Kelp Crab (Pugettia producta)
These crabs are in a large group of crabs called spider crabs. They generally have long legs with relatively small body, usually conspicuously pointed in front.
KINGDOM Animalia - PHYLUM Arthropoda - CLASS Malacostraca - ORDER Decapoda - FAMILY Epialtidae
This species is usually dark brown, with a roughly squareish carapace except for the pointed front. Males are a bit larger than females and may be as much as 93 mm (almost 4 inches) across. Younger crabs may be olive-green as well as red or brown.
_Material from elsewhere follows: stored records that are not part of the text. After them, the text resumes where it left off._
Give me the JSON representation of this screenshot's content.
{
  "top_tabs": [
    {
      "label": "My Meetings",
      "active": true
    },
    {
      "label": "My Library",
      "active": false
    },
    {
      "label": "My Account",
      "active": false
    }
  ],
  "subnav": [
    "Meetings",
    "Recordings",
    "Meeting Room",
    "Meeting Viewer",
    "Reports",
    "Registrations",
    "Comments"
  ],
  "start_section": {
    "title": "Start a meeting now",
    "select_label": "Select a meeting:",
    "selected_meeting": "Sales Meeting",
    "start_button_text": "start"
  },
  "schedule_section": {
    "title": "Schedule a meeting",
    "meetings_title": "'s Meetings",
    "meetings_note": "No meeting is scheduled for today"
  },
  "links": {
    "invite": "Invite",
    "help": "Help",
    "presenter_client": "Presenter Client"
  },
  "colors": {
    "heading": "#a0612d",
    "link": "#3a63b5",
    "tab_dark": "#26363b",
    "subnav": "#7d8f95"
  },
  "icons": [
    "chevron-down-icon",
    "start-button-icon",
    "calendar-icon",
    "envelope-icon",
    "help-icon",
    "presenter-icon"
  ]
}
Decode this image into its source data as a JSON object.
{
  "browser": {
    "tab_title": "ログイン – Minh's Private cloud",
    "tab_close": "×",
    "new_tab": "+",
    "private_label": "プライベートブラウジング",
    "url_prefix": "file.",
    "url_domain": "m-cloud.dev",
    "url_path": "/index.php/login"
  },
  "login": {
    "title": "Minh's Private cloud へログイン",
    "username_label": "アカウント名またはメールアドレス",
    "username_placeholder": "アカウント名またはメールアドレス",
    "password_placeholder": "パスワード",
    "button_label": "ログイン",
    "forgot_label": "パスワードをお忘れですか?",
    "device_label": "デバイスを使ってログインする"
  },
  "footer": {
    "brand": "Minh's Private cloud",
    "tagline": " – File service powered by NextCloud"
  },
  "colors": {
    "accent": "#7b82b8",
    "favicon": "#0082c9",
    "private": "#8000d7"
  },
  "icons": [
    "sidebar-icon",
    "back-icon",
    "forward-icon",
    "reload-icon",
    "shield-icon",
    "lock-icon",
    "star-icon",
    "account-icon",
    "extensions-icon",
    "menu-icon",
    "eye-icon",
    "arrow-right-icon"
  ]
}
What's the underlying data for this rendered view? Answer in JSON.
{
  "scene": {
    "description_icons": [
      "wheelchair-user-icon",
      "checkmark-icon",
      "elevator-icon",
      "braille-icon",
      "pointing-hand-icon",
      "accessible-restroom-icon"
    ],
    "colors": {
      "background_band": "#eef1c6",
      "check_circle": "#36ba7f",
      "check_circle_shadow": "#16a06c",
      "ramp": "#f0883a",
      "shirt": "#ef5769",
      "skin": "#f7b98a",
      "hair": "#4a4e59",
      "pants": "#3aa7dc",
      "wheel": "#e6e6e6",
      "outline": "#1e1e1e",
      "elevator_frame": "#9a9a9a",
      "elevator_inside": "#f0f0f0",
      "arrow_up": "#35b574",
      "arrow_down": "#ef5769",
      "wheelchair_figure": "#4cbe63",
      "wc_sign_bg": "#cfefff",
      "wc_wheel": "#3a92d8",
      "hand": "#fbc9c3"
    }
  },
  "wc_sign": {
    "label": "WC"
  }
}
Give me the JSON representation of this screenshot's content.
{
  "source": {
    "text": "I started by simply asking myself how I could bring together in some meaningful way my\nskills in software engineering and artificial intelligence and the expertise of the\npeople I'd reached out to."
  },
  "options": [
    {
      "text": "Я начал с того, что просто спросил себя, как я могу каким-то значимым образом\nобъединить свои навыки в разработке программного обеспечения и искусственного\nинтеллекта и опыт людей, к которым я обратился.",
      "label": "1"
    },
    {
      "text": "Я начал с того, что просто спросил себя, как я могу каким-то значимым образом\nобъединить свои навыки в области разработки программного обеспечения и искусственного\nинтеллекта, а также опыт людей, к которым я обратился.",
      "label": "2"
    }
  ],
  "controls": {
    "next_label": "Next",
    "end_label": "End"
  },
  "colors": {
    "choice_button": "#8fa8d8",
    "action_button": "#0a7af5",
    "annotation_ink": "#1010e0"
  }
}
Kelp crabs, as their name implies, are typically associated with species of kelp, and they are colored much like them. They are also common, especially younger individuals, in the low intertidal in beds of other algae and eelgrass. They are easily found under rocks and other objects at extreme low tides. Handle them carefully; their large chelipeds are good defensive adaptations.
Like the shore crabs, kelp crabs are herbivores most of the time. During the summer they nip off bits of brown algae such as kelp, rockweed, and sargassum, as well as several types of red algae. When the algae die back during winter, they turn to an animal diet, including small mussels and barnacles as well as smaller creatures such as bryozoans and hydroids. An animal that can change its diet seasonally is always at an advantage.
Where sea otters are common, they are significant predators on kelp crabs. These fairly large and not particularly evasive crabs are obviously excellent prey items for a shellfish predator that hangs out in kelp beds.
Females can be seen carrying eggs throughout most of the year. Such females are absent for several summer months, and it is thought they move to deeper water then. A female may lay as many as 84,000 bright orange eggs, which change color to deep red as embryonic development ensues. The eggs take about a month to hatch into tiny zoea larvae.